Если взять, например, полное собрание сочинений Александра Грина и по одной странице спустить его в унитаз, то канализация непременно засорится, и при этом в трубе не будет ничего, кроме романтики и некоторого количества грязной воды…
– Фу, – сказала Тамара. – Вот так шутка… Кажется, даже запашком потянуло.
– Это кто-то из твоих больных не дождался тебя с уткой, – поддел ее Дорогин.
– Очень может быть. Я ведь вовсе не собиралась с тобой болтать. Просто хотелось узнать, как ты там.
– И тут ли я вообще, – подсказал Муму. – Я тут, и у меня все в порядке. Беспокоиться не о чем. Бросай своих больных и приезжай. Полезем латать крышу на сарае. Если повезет, кто-нибудь из нас свалится оттуда и сломает ногу. Будет весело. Приезжай!
– Что-то мне не нравится твое настроение, – сказала Тамара.
– Мне тоже, – признался Муму. – Но к твоему возвращению я постараюсь исправиться. Идет?
– Договорились, – сказала Тамара. – Все, мне нужно бежать.
– Все так все, – вздохнул Дорогин. – Целую.

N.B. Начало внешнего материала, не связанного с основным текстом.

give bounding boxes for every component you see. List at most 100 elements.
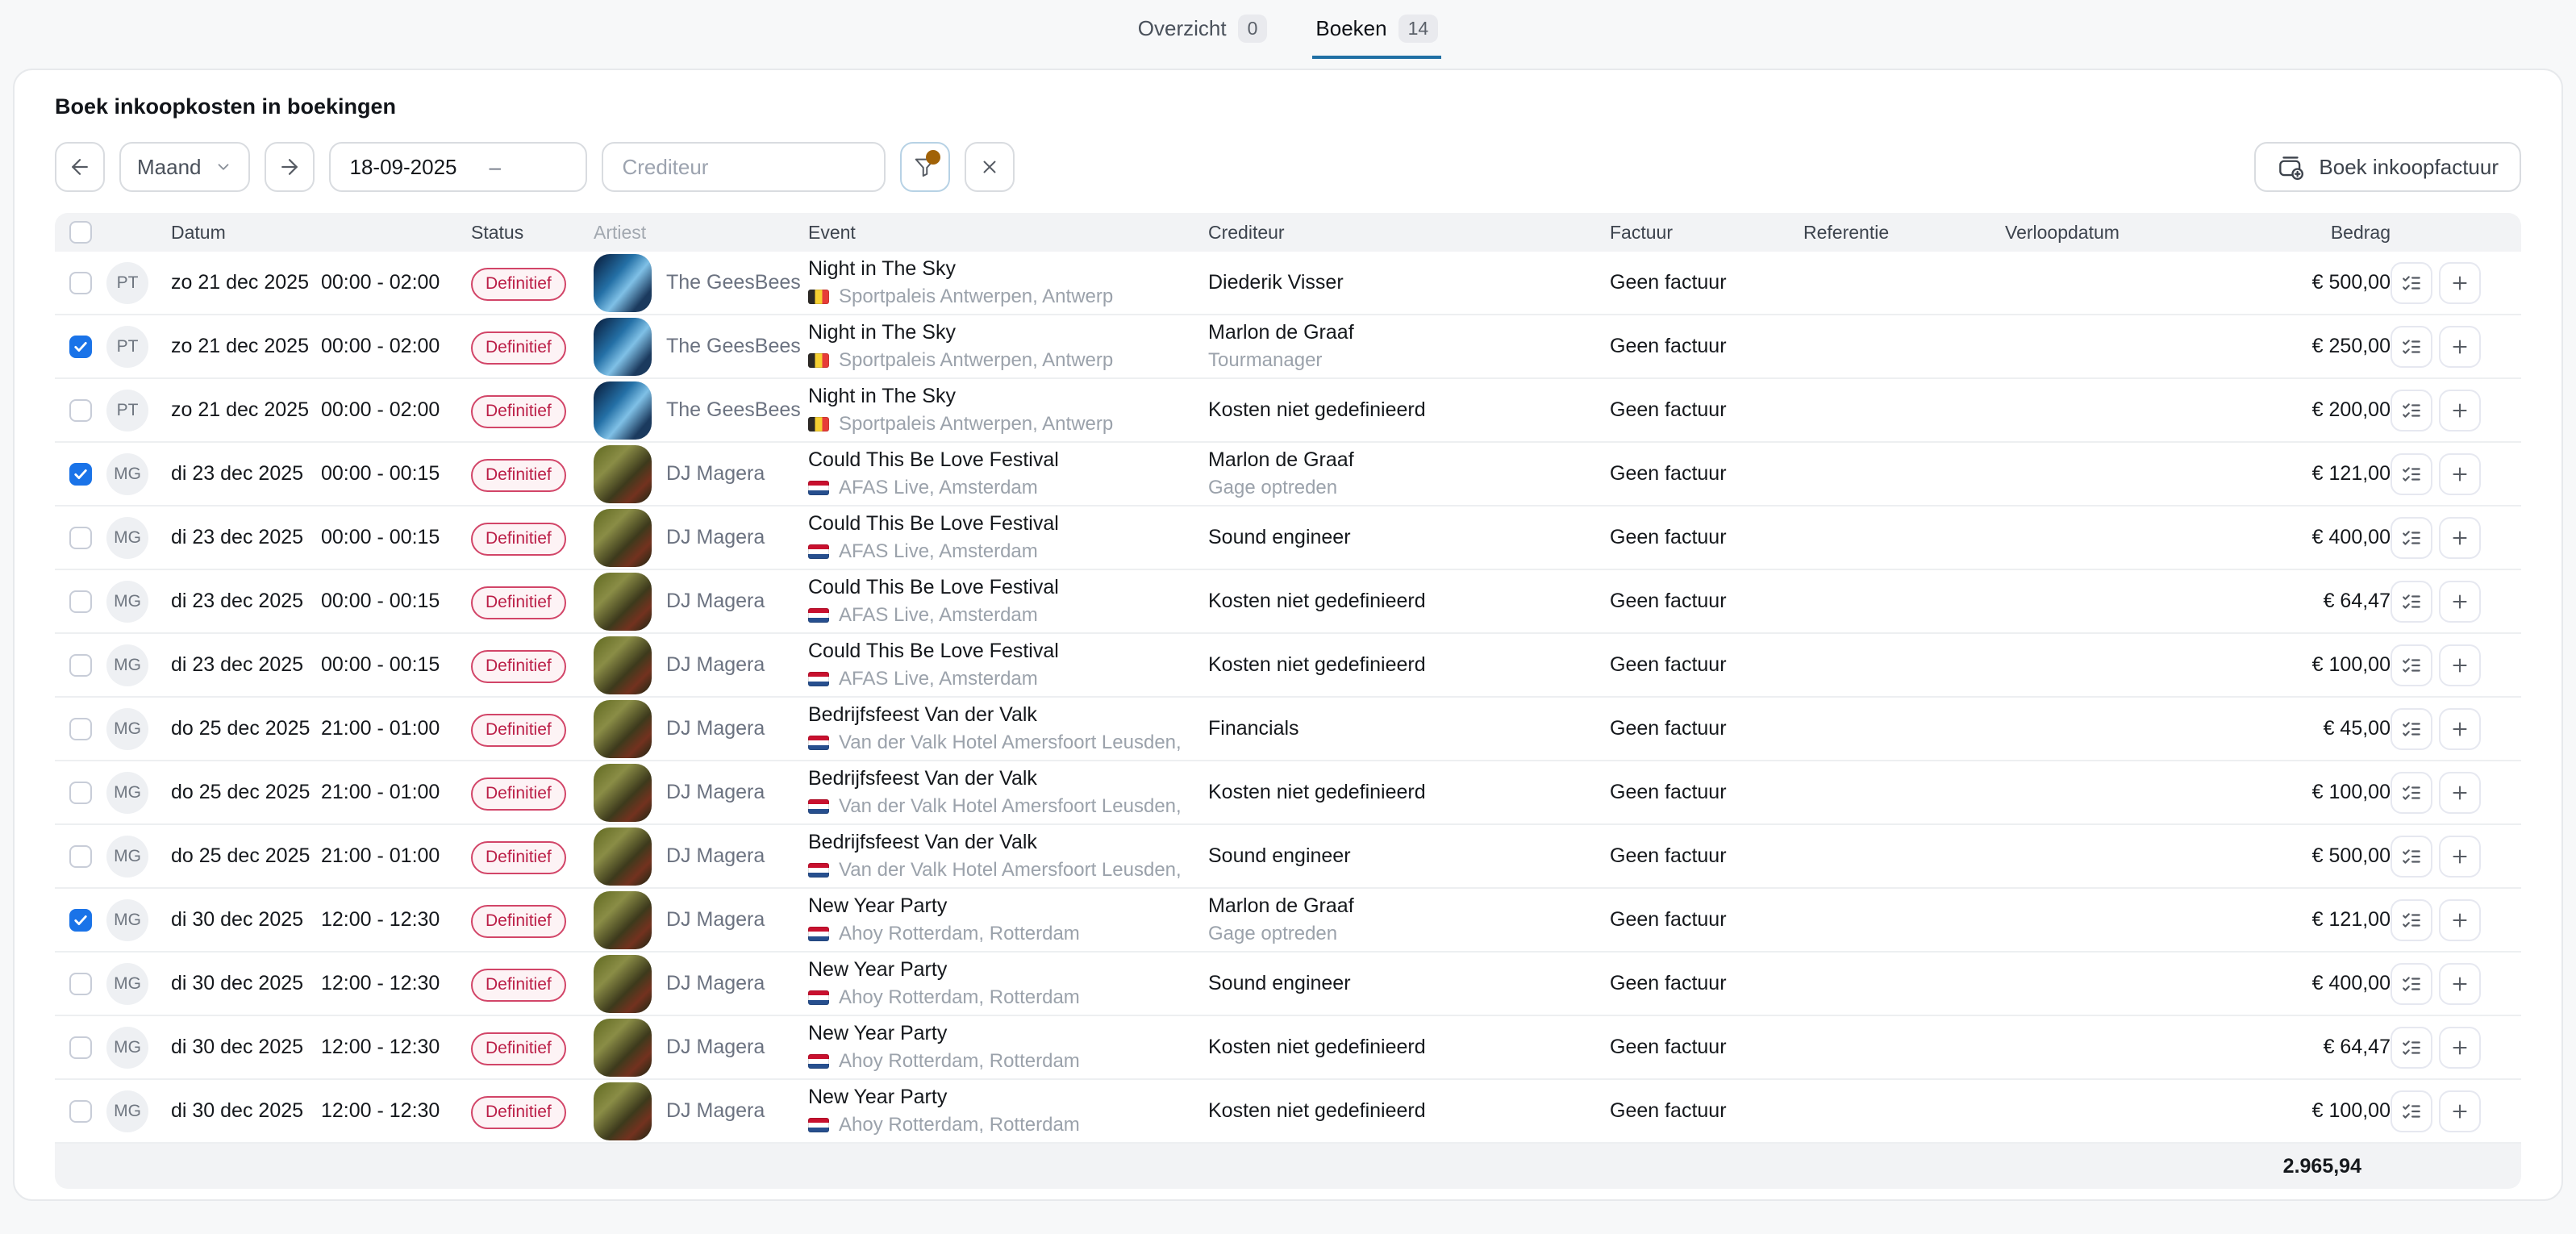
column-header-artiest[interactable]: Artiest — [594, 222, 808, 244]
column-header-crediteur[interactable]: Crediteur — [1208, 222, 1610, 244]
select-all-checkbox[interactable] — [69, 221, 92, 244]
add-cost-button[interactable] — [2439, 517, 2481, 559]
event-cell: Bedrijfsfeest Van der Valk Van der Valk … — [808, 703, 1208, 754]
booking-date: di 30 dec 2025 — [171, 1099, 321, 1123]
event-venue: Van der Valk Hotel Amersfoort Leusden, L… — [808, 732, 1186, 754]
booking-time: 00:00 - 00:15 — [321, 526, 440, 549]
row-select-cell — [55, 527, 106, 549]
row-checkbox[interactable] — [69, 399, 92, 422]
creditor-filter-input[interactable]: Crediteur — [602, 142, 886, 192]
tab-overzicht[interactable]: Overzicht 0 — [1135, 11, 1271, 59]
booking-lines-button[interactable] — [2391, 772, 2432, 814]
add-cost-button[interactable] — [2439, 899, 2481, 941]
booking-lines-button[interactable] — [2391, 262, 2432, 304]
creditor-role: Gage optreden — [1208, 923, 1610, 945]
row-checkbox[interactable] — [69, 1036, 92, 1059]
add-cost-button[interactable] — [2439, 390, 2481, 431]
booking-lines-button[interactable] — [2391, 581, 2432, 623]
booking-lines-button[interactable] — [2391, 708, 2432, 750]
column-header-referentie[interactable]: Referentie — [1803, 222, 2005, 244]
add-cost-button[interactable] — [2439, 772, 2481, 814]
column-header-event[interactable]: Event — [808, 222, 1208, 244]
arrow-left-icon — [68, 155, 92, 179]
add-cost-button[interactable] — [2439, 1027, 2481, 1069]
booking-lines-button[interactable] — [2391, 390, 2432, 431]
booking-lines-button[interactable] — [2391, 453, 2432, 495]
row-checkbox[interactable] — [69, 527, 92, 549]
add-cost-button[interactable] — [2439, 326, 2481, 368]
add-cost-button[interactable] — [2439, 963, 2481, 1005]
add-cost-button[interactable] — [2439, 581, 2481, 623]
booking-lines-button[interactable] — [2391, 517, 2432, 559]
booking-lines-button[interactable] — [2391, 836, 2432, 878]
plus-icon — [2449, 782, 2470, 803]
artist-name: The GeesBees — [666, 271, 801, 294]
row-select-cell — [55, 909, 106, 932]
event-venue-label: Van der Valk Hotel Amersfoort Leusden, L… — [839, 732, 1186, 754]
booking-time: 21:00 - 01:00 — [321, 717, 440, 740]
booking-lines-button[interactable] — [2391, 644, 2432, 686]
row-actions — [2391, 262, 2531, 304]
date-cell: MG di 23 dec 2025 00:00 - 00:15 — [106, 581, 471, 623]
list-checks-icon — [2401, 591, 2422, 612]
date-range-input[interactable]: 18-09-2025 – — [329, 142, 587, 192]
row-checkbox[interactable] — [69, 336, 92, 358]
row-checkbox[interactable] — [69, 272, 92, 294]
row-actions — [2391, 1027, 2531, 1069]
add-cost-button[interactable] — [2439, 453, 2481, 495]
column-header-bedrag[interactable]: Bedrag — [2207, 222, 2391, 244]
artist-avatar — [594, 509, 652, 567]
artist-avatar — [594, 254, 652, 312]
column-header-factuur[interactable]: Factuur — [1610, 222, 1803, 244]
row-checkbox[interactable] — [69, 463, 92, 486]
status-badge: Definitief — [471, 395, 566, 428]
book-purchase-invoice-button[interactable]: Boek inkoopfactuur — [2254, 142, 2521, 192]
event-title: Could This Be Love Festival — [808, 576, 1186, 599]
event-cell: Could This Be Love Festival AFAS Live, A… — [808, 448, 1208, 499]
row-checkbox[interactable] — [69, 654, 92, 677]
row-checkbox[interactable] — [69, 973, 92, 995]
artist-initials-badge: MG — [106, 1090, 148, 1132]
row-checkbox[interactable] — [69, 909, 92, 932]
table-row: MG di 30 dec 2025 12:00 - 12:30 Definiti… — [55, 889, 2521, 953]
list-checks-icon — [2401, 973, 2422, 994]
plus-icon — [2449, 1037, 2470, 1058]
booking-lines-button[interactable] — [2391, 1090, 2432, 1132]
event-title: Bedrijfsfeest Van der Valk — [808, 703, 1186, 727]
table-body: PT zo 21 dec 2025 00:00 - 02:00 Definiti… — [55, 252, 2521, 1144]
row-checkbox[interactable] — [69, 590, 92, 613]
add-cost-button[interactable] — [2439, 836, 2481, 878]
event-title: Bedrijfsfeest Van der Valk — [808, 767, 1186, 790]
tab-boeken[interactable]: Boeken 14 — [1312, 11, 1441, 59]
add-cost-button[interactable] — [2439, 262, 2481, 304]
booking-lines-button[interactable] — [2391, 326, 2432, 368]
row-checkbox[interactable] — [69, 845, 92, 868]
next-period-button[interactable] — [265, 142, 315, 192]
creditor-cell: Diederik Visser — [1208, 271, 1610, 294]
creditor-name: Kosten niet gedefinieerd — [1208, 590, 1610, 613]
column-header-status[interactable]: Status — [471, 222, 594, 244]
clear-filters-button[interactable] — [965, 142, 1015, 192]
status-cell: Definitief — [471, 775, 594, 811]
row-checkbox[interactable] — [69, 718, 92, 740]
period-select[interactable]: Maand — [119, 142, 250, 192]
booking-lines-button[interactable] — [2391, 963, 2432, 1005]
booking-lines-button[interactable] — [2391, 899, 2432, 941]
column-header-datum[interactable]: Datum — [106, 222, 471, 244]
add-cost-button[interactable] — [2439, 708, 2481, 750]
creditor-name: Kosten niet gedefinieerd — [1208, 1036, 1610, 1059]
booking-lines-button[interactable] — [2391, 1027, 2432, 1069]
invoice-cell: Geen factuur — [1610, 398, 1803, 422]
previous-period-button[interactable] — [55, 142, 105, 192]
add-cost-button[interactable] — [2439, 644, 2481, 686]
row-select-cell — [55, 654, 106, 677]
column-header-verloopdatum[interactable]: Verloopdatum — [2005, 222, 2207, 244]
row-checkbox[interactable] — [69, 782, 92, 804]
artist-name: DJ Magera — [666, 908, 765, 932]
add-cost-button[interactable] — [2439, 1090, 2481, 1132]
artist-initials-badge: MG — [106, 453, 148, 495]
row-checkbox[interactable] — [69, 1100, 92, 1123]
artist-name: DJ Magera — [666, 972, 765, 995]
status-cell: Definitief — [471, 839, 594, 874]
filter-button[interactable] — [900, 142, 950, 192]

Распрощавшись с Тамарой, он сразу отправился латать протекающую крышу сарая. Работы оказалось совсем немного, и он управился с нею за какой-нибудь час. Сидя на пологом шиферном скате, он закурил и стал смотреть на дорогу, как будто ждал гостей.
"Вот оно, – подумал Дорогин, глубоко затягиваясь сигаретой. – Вот чего я жду с самого утра: гостей. Гостей или телефонного звонка с сообщением, что в Белкину стреляли и она лежит в реанимации, а то и в морге. Уж очень просто все получается: мы с Варварой впутались в историю, где людей прихлопывают одного за другим, как мух; потом кто-то позвонил и велел Варваре бросить это дело… Варвара послушалась и… И что? Что дальше? Дальше я должен поверить, что нас с ней оставили в покое, и заняться своими делами: чинить смывные бачки и протекающие крыши, думать, чем порадовать Тамару, когда она вернется с дежурства, и пересчитывать дурацкие деньги в дурацком тайнике…
Давай-ка немного подумаем. Для разнообразия стоит подумать не о смывном бачке, а об этом учителе – Перельмане. Ясно, что сервиз из своего музея украл он, и сторожа убил он же – просто у него не было другого выхода. Он пытался убить Варвару, чтобы она никому не успела рассказать про сервиз. Потом сервиз у него отобрали, а его убили. Зачем его убили, вот вопрос! Уж кто-кто, а Перельман не побежал бы в милицию жаловаться. Правда, он по неопытности наследил так, что рано или поздно милиция пришла бы к нему сама, но все равно убивать его, да еще таким зверским способом, не было никакой необходимости. Тут действовал кто-то, кто привык решать возникающие проблемы быстро и радикально.
Этот человек не тратит времени на развязывание узлов, он их просто рубит. Зачем все время оглядываться на Белкину, помнить о ней и бояться, что она все-таки заговорит, если можно ее просто шлепнуть? Между прочим, это же касается и меня…
Надо бы съездить к Яхонтову. У старика удивительно ясная голова, да и смотрит он на это дело со стороны. Может быть, он заметит что-то, что я проглядел, и подскажет, что делать. А делать что-то нужно, и делать быстро, пока чего-нибудь не сделали со мной."